Missed layout optimization

struct Foo {
    a: u16,
    b: u8,
}

struct Bar {
    a: u16,
    b: u8,
    c: bool,
}

Option<Foo> has 6 bytes while Option<Bar> has only 4 bytes.

Option could store its discriminant in the spare byte of Foo. Is there anything preventing this optimization?

2 Likes

Padding bytes cannot contain niches, because:

Suppose you have an &mut Foo pointing at the value of an Option<Foo>. It's allowed to assign to this Foo by copying mem::size_of::<Foo>() bytes (4 bytes), which would then overwrite the discriminant if it were stored there.

In general, only byte values that cannot be a part of a valid value of Foo can be used as a niche in Foo. Padding bytes are allowed to be anything, so they cannot make the value invalid, so the Option can't rely on the Foo user not writing the None-niche-value to them.

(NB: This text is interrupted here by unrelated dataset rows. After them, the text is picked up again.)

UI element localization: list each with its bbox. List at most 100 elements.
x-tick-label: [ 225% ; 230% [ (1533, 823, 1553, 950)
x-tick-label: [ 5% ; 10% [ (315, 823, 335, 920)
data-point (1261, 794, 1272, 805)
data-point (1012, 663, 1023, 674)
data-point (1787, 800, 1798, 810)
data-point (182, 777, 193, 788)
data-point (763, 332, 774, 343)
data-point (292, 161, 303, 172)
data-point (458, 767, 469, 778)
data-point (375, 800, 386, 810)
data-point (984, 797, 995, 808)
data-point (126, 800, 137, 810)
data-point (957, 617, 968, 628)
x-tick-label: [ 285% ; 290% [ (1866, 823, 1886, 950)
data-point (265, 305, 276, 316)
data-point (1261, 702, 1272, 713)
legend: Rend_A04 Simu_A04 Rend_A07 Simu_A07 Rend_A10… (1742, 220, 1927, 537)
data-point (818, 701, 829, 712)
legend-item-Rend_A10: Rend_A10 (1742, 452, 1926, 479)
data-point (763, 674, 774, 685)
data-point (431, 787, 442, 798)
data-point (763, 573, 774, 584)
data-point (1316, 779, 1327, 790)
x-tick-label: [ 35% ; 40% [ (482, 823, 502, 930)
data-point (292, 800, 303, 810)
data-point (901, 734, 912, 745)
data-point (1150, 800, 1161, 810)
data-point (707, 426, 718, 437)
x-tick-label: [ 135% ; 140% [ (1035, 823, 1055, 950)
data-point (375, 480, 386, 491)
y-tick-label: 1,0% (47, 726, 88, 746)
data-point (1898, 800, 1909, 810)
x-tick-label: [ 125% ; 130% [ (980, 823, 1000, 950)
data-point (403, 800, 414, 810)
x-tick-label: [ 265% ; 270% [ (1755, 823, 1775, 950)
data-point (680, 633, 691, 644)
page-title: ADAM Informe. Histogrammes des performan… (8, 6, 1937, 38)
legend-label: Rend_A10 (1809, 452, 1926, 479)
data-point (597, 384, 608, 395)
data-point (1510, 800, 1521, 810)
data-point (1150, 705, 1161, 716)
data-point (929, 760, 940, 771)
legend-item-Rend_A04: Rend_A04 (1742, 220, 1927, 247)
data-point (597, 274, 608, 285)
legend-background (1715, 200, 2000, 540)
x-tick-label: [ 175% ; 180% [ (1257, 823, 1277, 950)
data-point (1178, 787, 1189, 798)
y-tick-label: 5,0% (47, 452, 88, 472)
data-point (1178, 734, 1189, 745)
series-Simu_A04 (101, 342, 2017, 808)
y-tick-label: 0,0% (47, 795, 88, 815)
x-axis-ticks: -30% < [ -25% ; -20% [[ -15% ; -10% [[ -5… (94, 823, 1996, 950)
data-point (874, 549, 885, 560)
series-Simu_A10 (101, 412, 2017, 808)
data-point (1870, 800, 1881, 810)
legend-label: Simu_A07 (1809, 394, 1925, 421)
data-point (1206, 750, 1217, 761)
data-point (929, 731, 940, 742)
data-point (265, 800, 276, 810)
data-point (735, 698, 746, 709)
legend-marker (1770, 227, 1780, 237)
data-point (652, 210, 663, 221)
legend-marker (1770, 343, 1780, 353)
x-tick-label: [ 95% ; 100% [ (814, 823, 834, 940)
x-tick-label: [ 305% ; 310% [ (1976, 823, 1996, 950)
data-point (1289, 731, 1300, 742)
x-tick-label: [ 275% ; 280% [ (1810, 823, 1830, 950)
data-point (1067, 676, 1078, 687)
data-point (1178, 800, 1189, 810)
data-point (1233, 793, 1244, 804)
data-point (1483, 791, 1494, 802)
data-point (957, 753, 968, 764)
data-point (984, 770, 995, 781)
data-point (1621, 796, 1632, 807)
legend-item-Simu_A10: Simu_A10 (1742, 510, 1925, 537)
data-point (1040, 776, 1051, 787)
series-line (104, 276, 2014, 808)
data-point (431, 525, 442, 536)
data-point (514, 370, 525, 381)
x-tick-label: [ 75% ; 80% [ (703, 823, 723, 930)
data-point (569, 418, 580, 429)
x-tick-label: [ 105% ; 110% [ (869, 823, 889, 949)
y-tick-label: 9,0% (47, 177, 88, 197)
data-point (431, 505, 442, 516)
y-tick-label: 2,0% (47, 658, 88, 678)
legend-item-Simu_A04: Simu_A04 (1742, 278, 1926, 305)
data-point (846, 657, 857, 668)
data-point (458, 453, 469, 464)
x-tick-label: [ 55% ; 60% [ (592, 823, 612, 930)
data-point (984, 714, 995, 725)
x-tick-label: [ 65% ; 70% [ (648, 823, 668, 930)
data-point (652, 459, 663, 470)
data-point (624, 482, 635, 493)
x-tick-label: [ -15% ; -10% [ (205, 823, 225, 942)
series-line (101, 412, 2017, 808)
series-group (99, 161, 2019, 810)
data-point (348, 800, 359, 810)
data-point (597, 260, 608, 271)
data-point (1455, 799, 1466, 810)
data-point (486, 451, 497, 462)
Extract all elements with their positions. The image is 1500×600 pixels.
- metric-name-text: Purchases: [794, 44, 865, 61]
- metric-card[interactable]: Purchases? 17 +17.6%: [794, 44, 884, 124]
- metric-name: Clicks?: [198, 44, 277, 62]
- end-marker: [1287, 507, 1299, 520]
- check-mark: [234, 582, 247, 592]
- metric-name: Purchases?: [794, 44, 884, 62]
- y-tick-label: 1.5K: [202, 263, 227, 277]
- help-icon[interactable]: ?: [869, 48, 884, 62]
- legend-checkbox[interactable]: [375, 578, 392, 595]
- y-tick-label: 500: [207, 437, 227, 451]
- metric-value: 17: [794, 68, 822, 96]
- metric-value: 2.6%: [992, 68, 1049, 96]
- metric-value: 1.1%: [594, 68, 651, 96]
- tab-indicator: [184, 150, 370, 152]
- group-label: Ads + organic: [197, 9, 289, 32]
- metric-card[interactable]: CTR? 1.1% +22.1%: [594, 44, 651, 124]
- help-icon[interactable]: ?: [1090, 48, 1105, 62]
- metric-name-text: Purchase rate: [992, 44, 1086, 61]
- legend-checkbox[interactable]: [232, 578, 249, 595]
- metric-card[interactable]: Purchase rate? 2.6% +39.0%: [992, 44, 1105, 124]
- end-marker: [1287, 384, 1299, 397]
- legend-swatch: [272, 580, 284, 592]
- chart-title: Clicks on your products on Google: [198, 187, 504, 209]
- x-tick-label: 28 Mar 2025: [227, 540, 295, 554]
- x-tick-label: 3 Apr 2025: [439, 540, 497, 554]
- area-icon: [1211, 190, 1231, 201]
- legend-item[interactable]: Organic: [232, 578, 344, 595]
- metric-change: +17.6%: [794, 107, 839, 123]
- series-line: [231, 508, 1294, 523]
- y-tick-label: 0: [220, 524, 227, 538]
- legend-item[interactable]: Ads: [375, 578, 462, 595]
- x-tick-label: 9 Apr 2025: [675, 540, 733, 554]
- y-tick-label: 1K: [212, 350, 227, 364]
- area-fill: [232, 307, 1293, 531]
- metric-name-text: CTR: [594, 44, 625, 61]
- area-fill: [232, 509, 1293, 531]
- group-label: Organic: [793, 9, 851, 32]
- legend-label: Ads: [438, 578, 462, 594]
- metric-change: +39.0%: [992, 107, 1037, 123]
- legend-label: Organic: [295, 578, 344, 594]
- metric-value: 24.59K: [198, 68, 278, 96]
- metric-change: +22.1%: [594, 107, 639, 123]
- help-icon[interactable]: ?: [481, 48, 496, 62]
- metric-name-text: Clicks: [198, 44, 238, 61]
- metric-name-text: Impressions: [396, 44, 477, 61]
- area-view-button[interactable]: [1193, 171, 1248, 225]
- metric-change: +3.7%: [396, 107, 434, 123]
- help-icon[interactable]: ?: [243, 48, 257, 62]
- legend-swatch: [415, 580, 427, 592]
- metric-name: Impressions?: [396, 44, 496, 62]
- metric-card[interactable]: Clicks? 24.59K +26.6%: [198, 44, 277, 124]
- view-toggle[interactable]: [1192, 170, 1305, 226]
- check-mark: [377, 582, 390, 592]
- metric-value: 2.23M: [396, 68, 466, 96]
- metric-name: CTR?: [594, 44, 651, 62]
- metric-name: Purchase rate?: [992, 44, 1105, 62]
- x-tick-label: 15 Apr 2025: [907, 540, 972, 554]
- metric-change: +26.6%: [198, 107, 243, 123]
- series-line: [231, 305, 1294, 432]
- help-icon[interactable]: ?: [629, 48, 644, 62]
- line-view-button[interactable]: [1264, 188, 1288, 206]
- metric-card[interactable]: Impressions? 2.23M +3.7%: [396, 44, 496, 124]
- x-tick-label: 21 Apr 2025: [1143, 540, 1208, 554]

Bar gets optimized because the c byte has two valid values (0 and 1) and 254 invalid values, so Option gets to pick any one of the invalid values for its use, and rely on it not being overwritten by writing a valid bool because a valid bool can never have anything but 0 or 1 there.

17 Likes

OK yes, thank you, this makes it impossible.

I'll additionally note that the optimization would be possible if size didn't have to be a multiple of alignment, in which case the size of Foo would be 3 and Option<Foo> would be 4. It's what my intuition says should happen here, but the reference already says that size is always a multiple of alignment, so I guess that's a no-go.

I guess one solution for this could be an attribute #[repr(zeroed_padding)], then None can use a non-zero value in padding position.

3 Likes

If you want, you can make zeroed "padding" yourself:

#[repr(u8)]
enum Zp { Zp };

struct Foo {
    a: u16,
    b: u8,
    _zp: Zp,
}

[Edited to correct repr as discussed below.]

6 Likes

This still makes Option<Foo> have 6 bytes, you need to add another variant to make it 4 bytes.

Interesting. Maybe something like it could be added to the standard library:

// core::mem

#[repr(u8)]
pub enum Zeroed {
    Zeroed = 0
}

Or maybe if we want to hide the implementation details

// core::mem

#[repr(u8)]
enum ZeroedInner {
    Zero = 0
}

pub struct Zeroed {
    inner: ZeroedInner
}

pub const Zeroed: Zeroed = Zeroed { inner: ZeroedInner::Zero };
3 Likes

That seems like a missed optimization opportunity / bug, though.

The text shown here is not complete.